Adv. Gill Nadel, Adv. Dave Zeitoun, Adv. Shirly Strezhevsky
Background:
In the following article we will review the Rehovot Magistrate Court's ruling regarding a request for reimbursement of the trial expenses of an importer. The importer sought the reimbursement of its expenses before and during the classification appeal proceedings from the Tax Authority.
Case Facts & Parties' Arguments:
A importer of driving systems (which also markets and installs the systems) imported two types of wheelchair lift installations from different suppliers. The installations' classification was exempt from duties for an extended period of time, until the Tax Authority decided to change their classification and impose duties on their import. As part of the classification change, the importer was sent a retroactive debt notice amounting to 27,000 ILS for 5 years of importing the installations according to the previous, exempt from duties classification.

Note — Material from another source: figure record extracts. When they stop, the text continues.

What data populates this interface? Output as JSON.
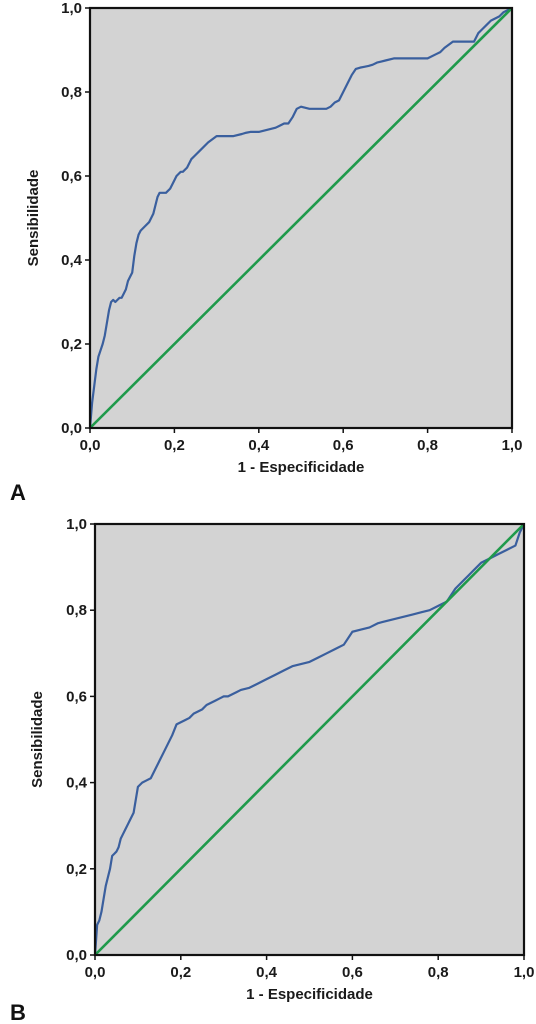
{
  "colors": {
    "plot_background": "#d3d3d3",
    "roc_curve": "#3a5f9e",
    "reference_line": "#1f9a4b",
    "frame": "#111111"
  },
  "chart_data": [
    {
      "panel_label": "A",
      "type": "line",
      "xlabel": "1 - Especificidade",
      "ylabel": "Sensibilidade",
      "xlim": [
        0,
        1
      ],
      "ylim": [
        0,
        1
      ],
      "grid": false,
      "x_tick_labels": [
        "0,0",
        "0,2",
        "0,4",
        "0,6",
        "0,8",
        "1,0"
      ],
      "y_tick_labels": [
        "0,0",
        "0,2",
        "0,4",
        "0,6",
        "0,8",
        "1,0"
      ],
      "series": [
        {
          "role": "roc",
          "x": [
            0,
            0.005,
            0.01,
            0.015,
            0.02,
            0.025,
            0.03,
            0.035,
            0.04,
            0.045,
            0.05,
            0.055,
            0.06,
            0.065,
            0.07,
            0.075,
            0.08,
            0.085,
            0.09,
            0.095,
            0.1,
            0.105,
            0.11,
            0.115,
            0.12,
            0.125,
            0.13,
            0.14,
            0.145,
            0.15,
            0.155,
            0.16,
            0.165,
            0.17,
            0.175,
            0.18,
            0.19,
            0.2,
            0.205,
            0.21,
            0.215,
            0.22,
            0.23,
            0.24,
            0.25,
            0.26,
            0.28,
            0.3,
            0.32,
            0.33,
            0.34,
            0.36,
            0.37,
            0.38,
            0.4,
            0.42,
            0.44,
            0.45,
            0.46,
            0.47,
            0.48,
            0.49,
            0.5,
            0.52,
            0.54,
            0.55,
            0.56,
            0.57,
            0.58,
            0.59,
            0.6,
            0.61,
            0.62,
            0.63,
            0.64,
            0.65,
            0.66,
            0.67,
            0.68,
            0.7,
            0.72,
            0.74,
            0.76,
            0.78,
            0.8,
            0.82,
            0.83,
            0.84,
            0.86,
            0.88,
            0.9,
            0.91,
            0.92,
            0.93,
            0.94,
            0.95,
            0.96,
            0.97,
            0.98,
            0.99,
            1.0
          ],
          "values": [
            0,
            0.06,
            0.1,
            0.14,
            0.17,
            0.185,
            0.2,
            0.22,
            0.25,
            0.28,
            0.3,
            0.305,
            0.3,
            0.305,
            0.31,
            0.31,
            0.32,
            0.33,
            0.35,
            0.36,
            0.37,
            0.41,
            0.44,
            0.46,
            0.47,
            0.475,
            0.48,
            0.49,
            0.5,
            0.51,
            0.53,
            0.55,
            0.56,
            0.56,
            0.56,
            0.56,
            0.57,
            0.59,
            0.6,
            0.605,
            0.61,
            0.61,
            0.62,
            0.64,
            0.65,
            0.66,
            0.68,
            0.695,
            0.695,
            0.695,
            0.695,
            0.7,
            0.703,
            0.705,
            0.705,
            0.71,
            0.715,
            0.72,
            0.725,
            0.725,
            0.74,
            0.76,
            0.765,
            0.76,
            0.76,
            0.76,
            0.76,
            0.765,
            0.775,
            0.78,
            0.8,
            0.82,
            0.84,
            0.855,
            0.858,
            0.86,
            0.862,
            0.865,
            0.87,
            0.875,
            0.88,
            0.88,
            0.88,
            0.88,
            0.88,
            0.89,
            0.895,
            0.905,
            0.92,
            0.92,
            0.92,
            0.92,
            0.94,
            0.95,
            0.96,
            0.97,
            0.975,
            0.98,
            0.99,
            0.995,
            1.0
          ]
        },
        {
          "role": "reference",
          "x": [
            0,
            1
          ],
          "values": [
            0,
            1
          ]
        }
      ]
    },
    {
      "panel_label": "B",
      "type": "line",
      "xlabel": "1 - Especificidade",
      "ylabel": "Sensibilidade",
      "xlim": [
        0,
        1
      ],
      "ylim": [
        0,
        1
      ],
      "grid": false,
      "x_tick_labels": [
        "0,0",
        "0,2",
        "0,4",
        "0,6",
        "0,8",
        "1,0"
      ],
      "y_tick_labels": [
        "0,0",
        "0,2",
        "0,4",
        "0,6",
        "0,8",
        "1,0"
      ],
      "series": [
        {
          "role": "roc",
          "x": [
            0,
            0.005,
            0.01,
            0.015,
            0.02,
            0.025,
            0.03,
            0.035,
            0.04,
            0.045,
            0.05,
            0.055,
            0.06,
            0.065,
            0.07,
            0.08,
            0.09,
            0.1,
            0.11,
            0.12,
            0.13,
            0.14,
            0.15,
            0.16,
            0.17,
            0.18,
            0.19,
            0.2,
            0.21,
            0.22,
            0.23,
            0.24,
            0.25,
            0.26,
            0.27,
            0.28,
            0.29,
            0.3,
            0.31,
            0.32,
            0.33,
            0.34,
            0.36,
            0.38,
            0.4,
            0.42,
            0.44,
            0.46,
            0.48,
            0.5,
            0.52,
            0.54,
            0.56,
            0.58,
            0.6,
            0.62,
            0.64,
            0.66,
            0.68,
            0.7,
            0.72,
            0.74,
            0.76,
            0.78,
            0.8,
            0.82,
            0.84,
            0.86,
            0.87,
            0.88,
            0.9,
            0.92,
            0.94,
            0.96,
            0.98,
            0.99,
            1.0
          ],
          "values": [
            0,
            0.07,
            0.08,
            0.1,
            0.13,
            0.16,
            0.18,
            0.2,
            0.23,
            0.235,
            0.24,
            0.25,
            0.27,
            0.28,
            0.29,
            0.31,
            0.33,
            0.39,
            0.4,
            0.405,
            0.41,
            0.43,
            0.45,
            0.47,
            0.49,
            0.51,
            0.535,
            0.54,
            0.545,
            0.55,
            0.56,
            0.565,
            0.57,
            0.58,
            0.585,
            0.59,
            0.595,
            0.6,
            0.6,
            0.605,
            0.61,
            0.615,
            0.62,
            0.63,
            0.64,
            0.65,
            0.66,
            0.67,
            0.675,
            0.68,
            0.69,
            0.7,
            0.71,
            0.72,
            0.75,
            0.755,
            0.76,
            0.77,
            0.775,
            0.78,
            0.785,
            0.79,
            0.795,
            0.8,
            0.81,
            0.82,
            0.85,
            0.87,
            0.88,
            0.89,
            0.91,
            0.92,
            0.93,
            0.94,
            0.95,
            0.98,
            1.0
          ]
        },
        {
          "role": "reference",
          "x": [
            0,
            1
          ],
          "values": [
            0,
            1
          ]
        }
      ]
    }
  ]
}
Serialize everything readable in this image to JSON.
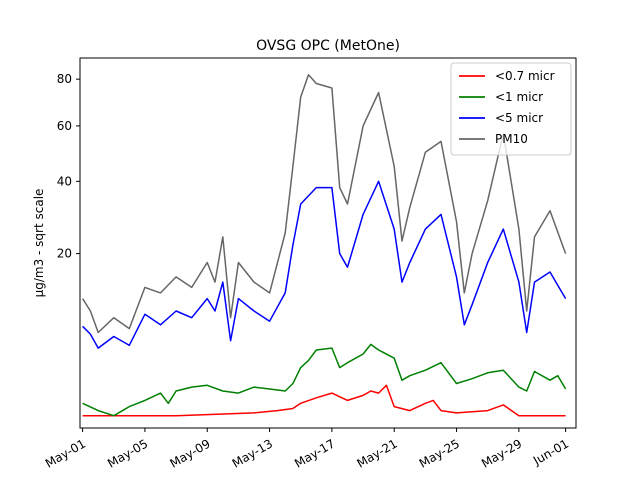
{
  "chart_data": {
    "type": "line",
    "title": "OVSG OPC (MetOne)",
    "xlabel": "",
    "ylabel": "µg/m3 - sqrt scale",
    "y_scale": "sqrt",
    "ylim": [
      0,
      90
    ],
    "xlim": [
      "2024-04-30T20:00",
      "2024-06-01T16:00"
    ],
    "x_ticks": [
      {
        "date": "2024-05-01",
        "label": "May-01"
      },
      {
        "date": "2024-05-05",
        "label": "May-05"
      },
      {
        "date": "2024-05-09",
        "label": "May-09"
      },
      {
        "date": "2024-05-13",
        "label": "May-13"
      },
      {
        "date": "2024-05-17",
        "label": "May-17"
      },
      {
        "date": "2024-05-21",
        "label": "May-21"
      },
      {
        "date": "2024-05-25",
        "label": "May-25"
      },
      {
        "date": "2024-05-29",
        "label": "May-29"
      },
      {
        "date": "2024-06-01",
        "label": "Jun-01"
      }
    ],
    "y_ticks": [
      20,
      40,
      60,
      80
    ],
    "grid": false,
    "legend_position": "top-right",
    "series": [
      {
        "name": "<0.7 micr",
        "color": "#ff0000",
        "points": [
          [
            "2024-05-01T00:00",
            0.1
          ],
          [
            "2024-05-07T00:00",
            0.1
          ],
          [
            "2024-05-12T00:00",
            0.15
          ],
          [
            "2024-05-13T12:00",
            0.2
          ],
          [
            "2024-05-14T12:00",
            0.25
          ],
          [
            "2024-05-15T00:00",
            0.4
          ],
          [
            "2024-05-16T00:00",
            0.6
          ],
          [
            "2024-05-17T00:00",
            0.8
          ],
          [
            "2024-05-18T00:00",
            0.5
          ],
          [
            "2024-05-19T00:00",
            0.7
          ],
          [
            "2024-05-19T12:00",
            0.9
          ],
          [
            "2024-05-20T00:00",
            0.8
          ],
          [
            "2024-05-20T12:00",
            1.2
          ],
          [
            "2024-05-21T00:00",
            0.3
          ],
          [
            "2024-05-22T00:00",
            0.2
          ],
          [
            "2024-05-23T00:00",
            0.4
          ],
          [
            "2024-05-23T12:00",
            0.5
          ],
          [
            "2024-05-24T00:00",
            0.2
          ],
          [
            "2024-05-25T00:00",
            0.15
          ],
          [
            "2024-05-27T00:00",
            0.2
          ],
          [
            "2024-05-28T00:00",
            0.35
          ],
          [
            "2024-05-29T00:00",
            0.1
          ],
          [
            "2024-05-31T00:00",
            0.1
          ],
          [
            "2024-06-01T00:00",
            0.1
          ]
        ]
      },
      {
        "name": "<1 micr",
        "color": "#008000",
        "points": [
          [
            "2024-05-01T00:00",
            0.4
          ],
          [
            "2024-05-02T00:00",
            0.2
          ],
          [
            "2024-05-03T00:00",
            0.1
          ],
          [
            "2024-05-04T00:00",
            0.3
          ],
          [
            "2024-05-05T00:00",
            0.5
          ],
          [
            "2024-05-06T00:00",
            0.8
          ],
          [
            "2024-05-06T12:00",
            0.4
          ],
          [
            "2024-05-07T00:00",
            0.9
          ],
          [
            "2024-05-08T00:00",
            1.1
          ],
          [
            "2024-05-09T00:00",
            1.2
          ],
          [
            "2024-05-10T00:00",
            0.9
          ],
          [
            "2024-05-11T00:00",
            0.8
          ],
          [
            "2024-05-12T00:00",
            1.1
          ],
          [
            "2024-05-13T00:00",
            1.0
          ],
          [
            "2024-05-14T00:00",
            0.9
          ],
          [
            "2024-05-14T12:00",
            1.3
          ],
          [
            "2024-05-15T00:00",
            2.4
          ],
          [
            "2024-05-15T12:00",
            3.0
          ],
          [
            "2024-05-16T00:00",
            4.0
          ],
          [
            "2024-05-17T00:00",
            4.2
          ],
          [
            "2024-05-17T12:00",
            2.4
          ],
          [
            "2024-05-18T00:00",
            2.8
          ],
          [
            "2024-05-19T00:00",
            3.6
          ],
          [
            "2024-05-19T12:00",
            4.6
          ],
          [
            "2024-05-20T00:00",
            4.0
          ],
          [
            "2024-05-21T00:00",
            3.2
          ],
          [
            "2024-05-21T12:00",
            1.5
          ],
          [
            "2024-05-22T00:00",
            1.8
          ],
          [
            "2024-05-23T00:00",
            2.2
          ],
          [
            "2024-05-24T00:00",
            2.8
          ],
          [
            "2024-05-25T00:00",
            1.3
          ],
          [
            "2024-05-26T00:00",
            1.6
          ],
          [
            "2024-05-27T00:00",
            2.0
          ],
          [
            "2024-05-28T00:00",
            2.2
          ],
          [
            "2024-05-28T12:00",
            1.6
          ],
          [
            "2024-05-29T00:00",
            1.1
          ],
          [
            "2024-05-29T12:00",
            0.9
          ],
          [
            "2024-05-30T00:00",
            2.1
          ],
          [
            "2024-05-31T00:00",
            1.5
          ],
          [
            "2024-05-31T12:00",
            1.8
          ],
          [
            "2024-06-01T00:00",
            1.0
          ]
        ]
      },
      {
        "name": "<5 micr",
        "color": "#0000ff",
        "points": [
          [
            "2024-05-01T00:00",
            6.8
          ],
          [
            "2024-05-01T12:00",
            5.8
          ],
          [
            "2024-05-02T00:00",
            4.2
          ],
          [
            "2024-05-03T00:00",
            5.5
          ],
          [
            "2024-05-04T00:00",
            4.5
          ],
          [
            "2024-05-05T00:00",
            8.5
          ],
          [
            "2024-05-06T00:00",
            7.0
          ],
          [
            "2024-05-07T00:00",
            9.0
          ],
          [
            "2024-05-08T00:00",
            8.0
          ],
          [
            "2024-05-09T00:00",
            11.0
          ],
          [
            "2024-05-09T12:00",
            9.0
          ],
          [
            "2024-05-10T00:00",
            14.0
          ],
          [
            "2024-05-10T12:00",
            5.0
          ],
          [
            "2024-05-11T00:00",
            11.0
          ],
          [
            "2024-05-12T00:00",
            9.0
          ],
          [
            "2024-05-13T00:00",
            7.5
          ],
          [
            "2024-05-14T00:00",
            12.0
          ],
          [
            "2024-05-14T12:00",
            22.0
          ],
          [
            "2024-05-15T00:00",
            33.0
          ],
          [
            "2024-05-16T00:00",
            38.0
          ],
          [
            "2024-05-17T00:00",
            38.0
          ],
          [
            "2024-05-17T12:00",
            20.0
          ],
          [
            "2024-05-18T00:00",
            17.0
          ],
          [
            "2024-05-19T00:00",
            30.0
          ],
          [
            "2024-05-20T00:00",
            40.0
          ],
          [
            "2024-05-21T00:00",
            26.0
          ],
          [
            "2024-05-21T12:00",
            14.0
          ],
          [
            "2024-05-22T00:00",
            18.0
          ],
          [
            "2024-05-23T00:00",
            26.0
          ],
          [
            "2024-05-24T00:00",
            30.0
          ],
          [
            "2024-05-25T00:00",
            15.0
          ],
          [
            "2024-05-25T12:00",
            7.0
          ],
          [
            "2024-05-26T00:00",
            10.0
          ],
          [
            "2024-05-27T00:00",
            18.0
          ],
          [
            "2024-05-28T00:00",
            26.0
          ],
          [
            "2024-05-29T00:00",
            14.0
          ],
          [
            "2024-05-29T12:00",
            6.0
          ],
          [
            "2024-05-30T00:00",
            14.0
          ],
          [
            "2024-05-31T00:00",
            16.0
          ],
          [
            "2024-06-01T00:00",
            11.0
          ]
        ]
      },
      {
        "name": "PM10",
        "color": "#666666",
        "points": [
          [
            "2024-05-01T00:00",
            11.0
          ],
          [
            "2024-05-01T12:00",
            9.0
          ],
          [
            "2024-05-02T00:00",
            6.0
          ],
          [
            "2024-05-03T00:00",
            8.0
          ],
          [
            "2024-05-04T00:00",
            6.5
          ],
          [
            "2024-05-05T00:00",
            13.0
          ],
          [
            "2024-05-06T00:00",
            12.0
          ],
          [
            "2024-05-07T00:00",
            15.0
          ],
          [
            "2024-05-08T00:00",
            13.0
          ],
          [
            "2024-05-09T00:00",
            18.0
          ],
          [
            "2024-05-09T12:00",
            14.0
          ],
          [
            "2024-05-10T00:00",
            24.0
          ],
          [
            "2024-05-10T12:00",
            8.0
          ],
          [
            "2024-05-11T00:00",
            18.0
          ],
          [
            "2024-05-12T00:00",
            14.0
          ],
          [
            "2024-05-13T00:00",
            12.0
          ],
          [
            "2024-05-14T00:00",
            25.0
          ],
          [
            "2024-05-14T12:00",
            45.0
          ],
          [
            "2024-05-15T00:00",
            72.0
          ],
          [
            "2024-05-15T12:00",
            82.0
          ],
          [
            "2024-05-16T00:00",
            78.0
          ],
          [
            "2024-05-17T00:00",
            76.0
          ],
          [
            "2024-05-17T12:00",
            38.0
          ],
          [
            "2024-05-18T00:00",
            33.0
          ],
          [
            "2024-05-19T00:00",
            60.0
          ],
          [
            "2024-05-20T00:00",
            74.0
          ],
          [
            "2024-05-21T00:00",
            45.0
          ],
          [
            "2024-05-21T12:00",
            23.0
          ],
          [
            "2024-05-22T00:00",
            32.0
          ],
          [
            "2024-05-23T00:00",
            50.0
          ],
          [
            "2024-05-24T00:00",
            54.0
          ],
          [
            "2024-05-25T00:00",
            28.0
          ],
          [
            "2024-05-25T12:00",
            12.0
          ],
          [
            "2024-05-26T00:00",
            20.0
          ],
          [
            "2024-05-27T00:00",
            34.0
          ],
          [
            "2024-05-28T00:00",
            57.0
          ],
          [
            "2024-05-29T00:00",
            26.0
          ],
          [
            "2024-05-29T12:00",
            9.0
          ],
          [
            "2024-05-30T00:00",
            24.0
          ],
          [
            "2024-05-31T00:00",
            31.0
          ],
          [
            "2024-06-01T00:00",
            20.0
          ]
        ]
      }
    ]
  }
}
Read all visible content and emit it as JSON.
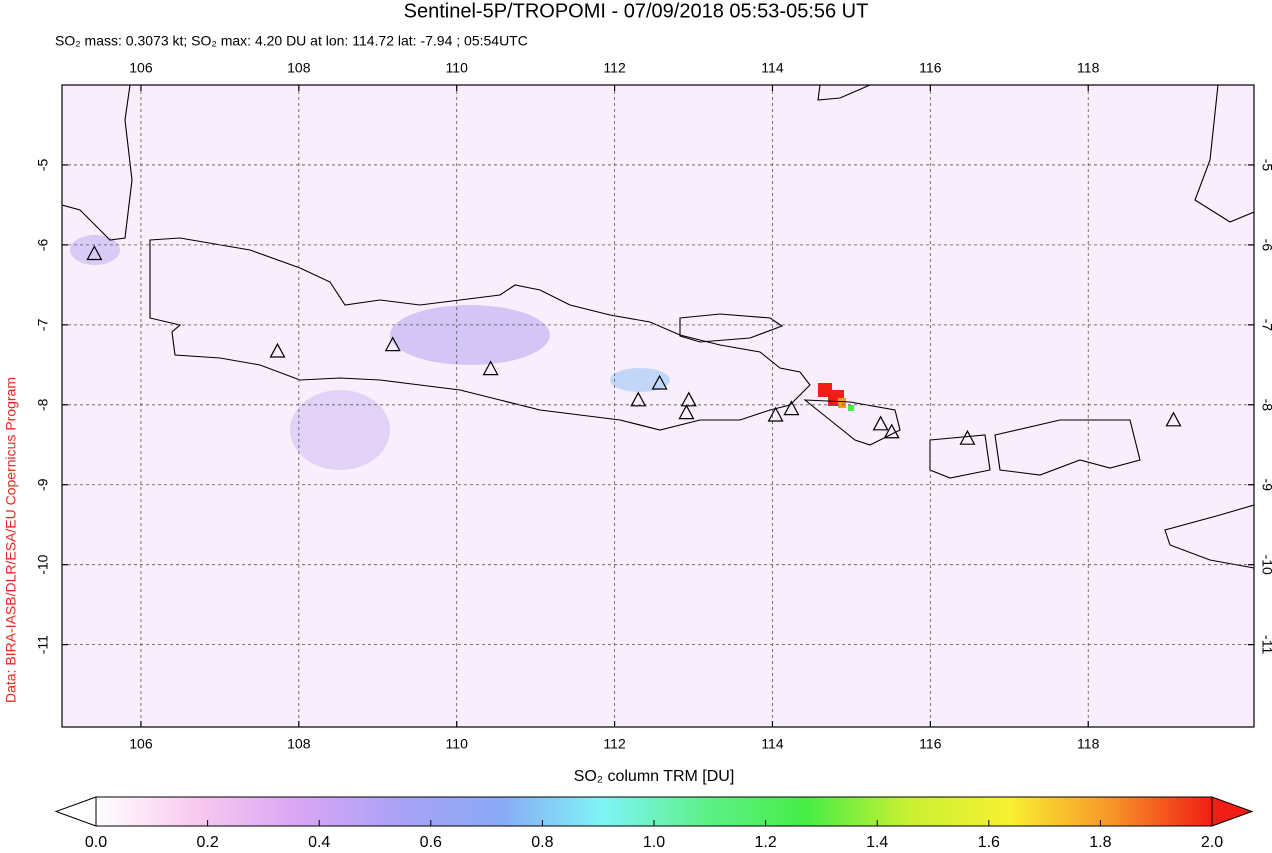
{
  "chart_data": {
    "type": "map",
    "title": "Sentinel-5P/TROPOMI - 07/09/2018 05:53-05:56 UT",
    "subtitle": "SO₂ mass: 0.3073 kt; SO₂ max: 4.20 DU at lon: 114.72 lat: -7.94 ; 05:54UTC",
    "credit": "Data: BIRA-IASB/DLR/ESA/EU Copernicus Program",
    "xlim": [
      105,
      120.1
    ],
    "ylim": [
      -12.03,
      -4
    ],
    "xticks": [
      106,
      108,
      110,
      112,
      114,
      116,
      118
    ],
    "yticks": [
      -5,
      -6,
      -7,
      -8,
      -9,
      -10,
      -11
    ],
    "grid": true,
    "volcanoes": {
      "x": [
        105.41,
        107.73,
        109.19,
        110.43,
        112.3,
        112.57,
        112.94,
        112.91,
        114.04,
        114.24,
        115.37,
        115.51,
        116.47,
        119.08
      ],
      "y": [
        -6.12,
        -7.34,
        -7.26,
        -7.56,
        -7.95,
        -7.74,
        -7.95,
        -8.11,
        -8.14,
        -8.06,
        -8.25,
        -8.35,
        -8.43,
        -8.2
      ]
    },
    "colorbar": {
      "label": "SO₂ column TRM [DU]",
      "lim": [
        0,
        2
      ],
      "colors": [
        "#ffffff",
        "#f8c8ee",
        "#d9a6f5",
        "#a9a2f6",
        "#8aaaf6",
        "#7ef4f6",
        "#5ef08a",
        "#46ee46",
        "#c8f032",
        "#f8f032",
        "#f89628",
        "#f01e14"
      ],
      "ticks": [
        {
          "value": 0,
          "label": "0.0"
        },
        {
          "value": 0.2,
          "label": "0.2"
        },
        {
          "value": 0.4,
          "label": "0.4"
        },
        {
          "value": 0.6,
          "label": "0.6"
        },
        {
          "value": 0.8,
          "label": "0.8"
        },
        {
          "value": 1,
          "label": "1.0"
        },
        {
          "value": 1.2,
          "label": "1.2"
        },
        {
          "value": 1.4,
          "label": "1.4"
        },
        {
          "value": 1.6,
          "label": "1.6"
        },
        {
          "value": 1.8,
          "label": "1.8"
        },
        {
          "value": 2,
          "label": "2.0"
        }
      ]
    }
  }
}
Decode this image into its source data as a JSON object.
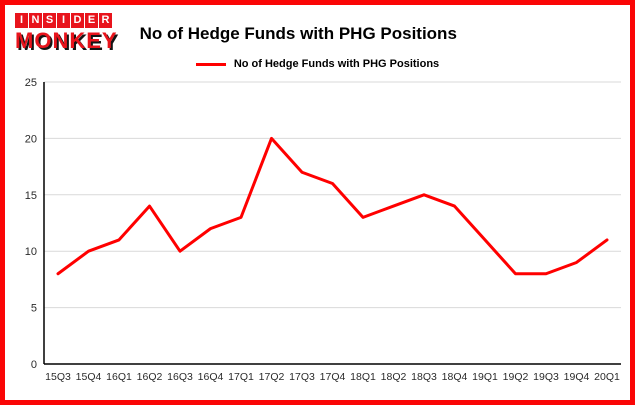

The importer sought a restitution of the exempt from duties classification for both installations, but the Tax Authority accepted its arguments only regarding one of the installations, upholding the deficit notice for the second installation.
After a series of meetings between the importer and senior officials in the Tax Authority, the importer's request to reconsider the classification of the second installation was denied, citing as the reason the fact that the second installation's operation is similar in essence to the operation of other dutiable products. Following the filing of a lawsuit, the Tax Authority reexamined the second installation and backtracked from its position that it is dutiable.
The importer argued that the Tax Authority should cover the expenses it incurred due to the meetings, requests and appeals to the Tax Authority prior to filing the lawsuit, as well as legal expenses. The importer claimed that the lengthy dispute lasted over three years, requiring the investment of considerable resources towards proving its arguments, an expenditure and process which could have been avoided, as is evident by the fact that the Tax Authority backtracked on its decision.
Conversely, the Tax Authority argued that it should not be liable for costs, as not even one hearing was held in the case and it is in its preliminary stages. The Tax Authority claimed that the importer failed to present evidence regarding its expenses, which don't even reach 20,000 ILS. Therefore, the Tax Authority argued, the lawsuit should be dismissed with no ruling of costs.
The Court's Ruling:
The court reaffirmed the rule that a claimant who wins his claim is entitled to a costs and legal expenses ruling. The court may apply its discretion in the matter, considering the context of the lawsuit and the way it was managed by the parties involved.
The court therefore examined whether the circumstances justify an expenses ruling in favor of the importer. In light of the fact that the lawsuit relates to the classification of a product and is not a regular monetary claim, the Tax Authority early agreement to change the classification presented in its Statement of Defense, and the length of the dispute between the parties prior to the filing of the claim, the court found that the importer was justified in its request for an expenses ruling in its favor. The court noted that it was expected of the Tax Authority to do its best to expedite the handling of the importer's classification applications, as it is clear that the filing of the lawsuit hastened the finding of a solution.
The court charged the Tax Authority with the entire sum of the deficit notice, with interest and linkage differentials. In addition, under the circumstances and in light of the Tax Authority's agreement to change the classification according to the importer's position, the court charged the Tax Authority with 4,000 ILS to cover the importer's expenses in meetings, requests and applications prior to the filing of the lawsuit.
Regarding legal expenses, the court ruled that according to the minimal fees recommended by the Israeli Bar Association, the legal expenses are set at 8,000 ILS.
In summary, the court accepted the importer's position that it incurred significant expenses prior to filing the lawsuit in an attempt to exhaust all possible options with the Tax Authority, and ruled that the Tax Authority must pay for its expenses throughout the entire duration of the dispute.
[TA 44692-08-16, before Registrar Eyal David]
The above review is a summary. The information presented is for informative purposes only, and does not constitute legal advice.